I'm taking part in the blog tour today for Stacy Kramer and Valerie Thomas's new book 'From What I Remember' which was published in the UK by Electric Monkey on January 7th 2013.

I'm very pleased to welcome the authors themselves to the blog for a special guest post.


Both of us worked in the film industry for many years as development executives and producers, and then as screenwriters. Stacy worked as a Studio Executive in Los Angeles, at Paramount Pictures, Sony and Twentieth Century Fox, working on a variety of movies, from dramas to comedies (THE ADAMS FAMILY, REGARDING HENRY, JUICE, THE LAST SEDUCTION among others). She went on to produce (JAWBREAKER, IGBY GOES DOWN) and then, finally, to write (LIZZIE McGUIRE, LESS THAN PERFECT, LABOR PAINS). Stacy still writes for film and television. Valerie spent 12 years running development for the director Jonathan Demme (SILENCE OF THE LAMBS, PHILADELPHIA, ADAPTATION) She helped decide what material the company wanted to pursue - whether it was books and plays they wanted to adapt to film, or screenplays that came through the door – and she spent a lot of time working with screenplay writers, helping them crack material open and forge the best possible story. She then went on to write a screenplay for Twentieth Century Fox.

A lot of people ask us what the differences are between writing for film and writing novels. In many ways, writing screenplays and writing novels require the exact same skills as they are both, fundamentally, forms of storytelling and thus rely on great characters, rich themes, and imaginative plotlines. Both require a tremendous amount of work and the discipline to sit down and write every day. But working in film and writing screenplays has given us a few tools that we may not otherwise have had.

One of the biggest lessons we learned while working with other screenwriters, helping them develop their scripts, is that you have to write more drafts than you can possibly imagine before your writing really sings. In the case of PHILADELPHIA, for example, Valerie remembers that by the time they went into production on the film, the screenwriter had written fifty-four drafts of the screenplay. He then retired from the business…just kidding. And even though occasionally that meant he took a few steps back before going forward, in the end, the screenplay continued to get better and better, more honed, tighter, more focused on its central themes. There are still times now as writers when we reflexively reject notes, thinking our work is done, but in the back of our minds we know that going back in, unpacking and rebuilding the story, will make it better.
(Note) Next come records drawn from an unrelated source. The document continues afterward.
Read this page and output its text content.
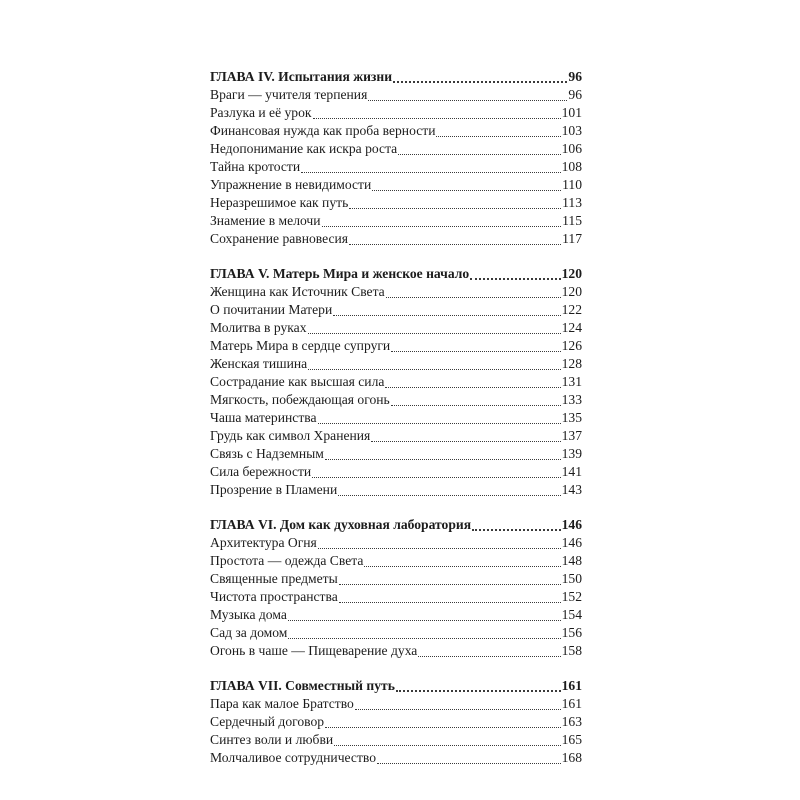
ГЛАВА IV. Испытания жизни	96
Враги — учителя терпения	96
Разлука и её урок	101
Финансовая нужда как проба верности	103
Недопонимание как искра роста	106
Тайна кротости	108
Упражнение в невидимости	110
Неразрешимое как путь	113
Знамение в мелочи	115
Сохранение равновесия	117
ГЛАВА V. Матерь Мира и женское начало	120
Женщина как Источник Света	120
О почитании Матери	122
Молитва в руках	124
Матерь Мира в сердце супруги	126
Женская тишина	128
Сострадание как высшая сила	131
Мягкость, побеждающая огонь	133
Чаша материнства	135
Грудь как символ Хранения	137
Связь с Надземным	139
Сила бережности	141
Прозрение в Пламени	143
ГЛАВА VI. Дом как духовная лаборатория	146
Архитектура Огня	146
Простота — одежда Света	148
Священные предметы	150
Чистота пространства	152
Музыка дома	154
Сад за домом	156
Огонь в чаше — Пищеварение духа	158
ГЛАВА VII. Совместный путь	161
Пара как малое Братство	161
Сердечный договор	163
Синтез воли и любви	165
Молчаливое сотрудничество	168
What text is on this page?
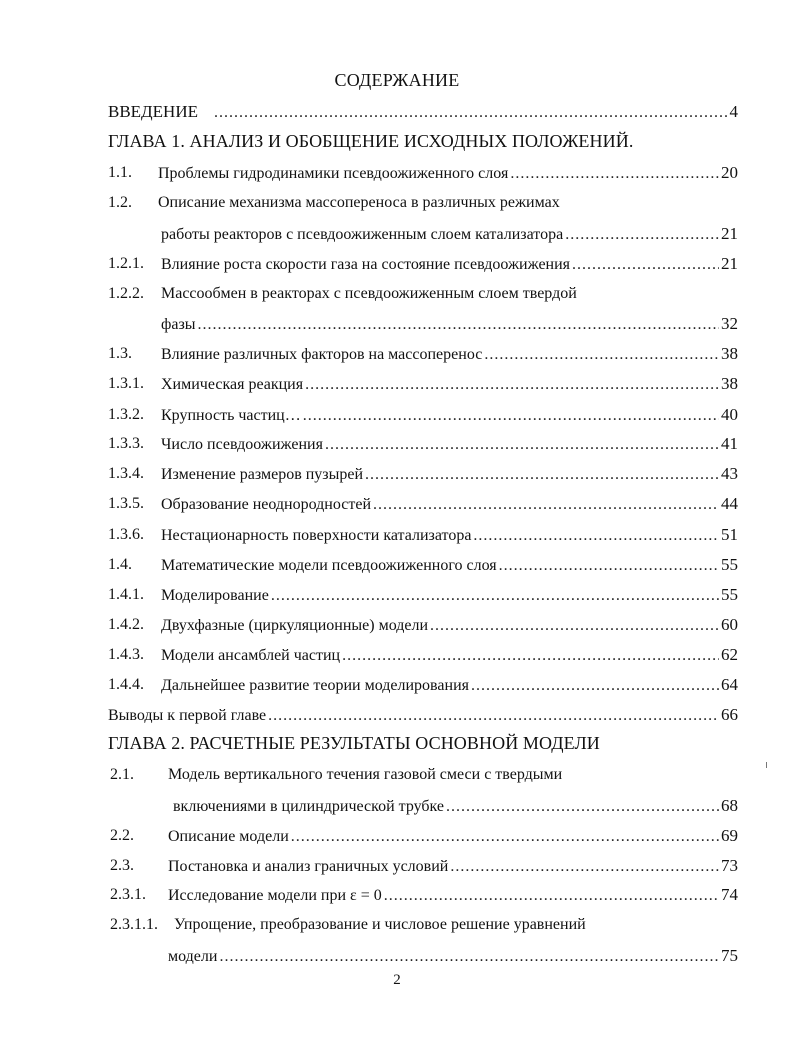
СОДЕРЖАНИЕ
ВВЕДЕНИЕ .....	4
ГЛАВА 1. АНАЛИЗ И ОБОБЩЕНИЕ ИСХОДНЫХ ПОЛОЖЕНИЙ.
1.1. Проблемы гидродинамики псевдоожиженного слоя .....	20
1.2. Описание механизма массопереноса в различных режимах
работы реакторов с псевдоожиженным слоем катализатора .....	21
1.2.1. Влияние роста скорости газа на состояние псевдоожижения .....	21
1.2.2. Массообмен в реакторах с псевдоожиженным слоем твердой
фазы .....	32
1.3. Влияние различных факторов на массоперенос .....	38
1.3.1. Химическая реакция .....	38
1.3.2. Крупность частиц… .....	40
1.3.3. Число псевдоожижения .....	41
1.3.4. Изменение размеров пузырей .....	43
1.3.5. Образование неоднородностей .....	44
1.3.6. Нестационарность поверхности катализатора .....	51
1.4. Математические модели псевдоожиженного слоя .....	55
1.4.1. Моделирование .....	55
1.4.2. Двухфазные (циркуляционные) модели .....	60
1.4.3. Модели ансамблей частиц .....	62
1.4.4. Дальнейшее развитие теории моделирования .....	64
Выводы к первой главе .....	66
ГЛАВА 2. РАСЧЕТНЫЕ РЕЗУЛЬТАТЫ ОСНОВНОЙ МОДЕЛИ
2.1. Модель вертикального течения газовой смеси с твердыми
включениями в цилиндрической трубке .....	68
2.2. Описание модели .....	69
2.3. Постановка и анализ граничных условий .....	73
2.3.1. Исследование модели при ε = 0 .....	74
2.3.1.1. Упрощение, преобразование и числовое решение уравнений
модели .....	75
2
When we look back on the process of writing the two books we’ve now completed, we see that there was a seminal moment for each book when someone – our agent, our editor, a trusted reader – suggested we rewrite significant portions of the book, and at first we balked. But then we settled down, got to work, and did what was asked of us. And in each case, the novel took a big step forward. When this happens now, as it always will, we try to remember the dark days of working on films, when the script wasn’t working, and we pressed the screenwriter to try again, and again, and again…

Unlike books, screenplays rely almost entirely on dialogue – the action sequences are often described in less detail on the page than what shows up on the screen as the director has a huge hand in creating them – so we feel very comfortable writing lengthy dialogue scenes in our novels. Movies also tend to have more involved plots that move at a quick pace than many books, and both of the books we’ve published so far have involved complex plots that clip along at a pretty fast speed. Lastly, working in movies taught us to emphasize the visual aspects of a story at all times, so even though that is far less necessary in novel writing, it is something that has migrated to our books. We cannot help but see each scene in our minds, and try to bring that picture to life on the page.

In the end, screenwriting is far more formal and rigid than novel writing. You rely on dialogue for a lot of the storytelling, and you can’t get inside someone’s head very easily, as you can with a novel. So, in many ways, it’s a more disciplined, less loose writing experience. For that very reason we love writing novels – you can go in practically any direction, you can change voices, you can let your story fly off cliffs if you want to, provided you figure out how to make it work.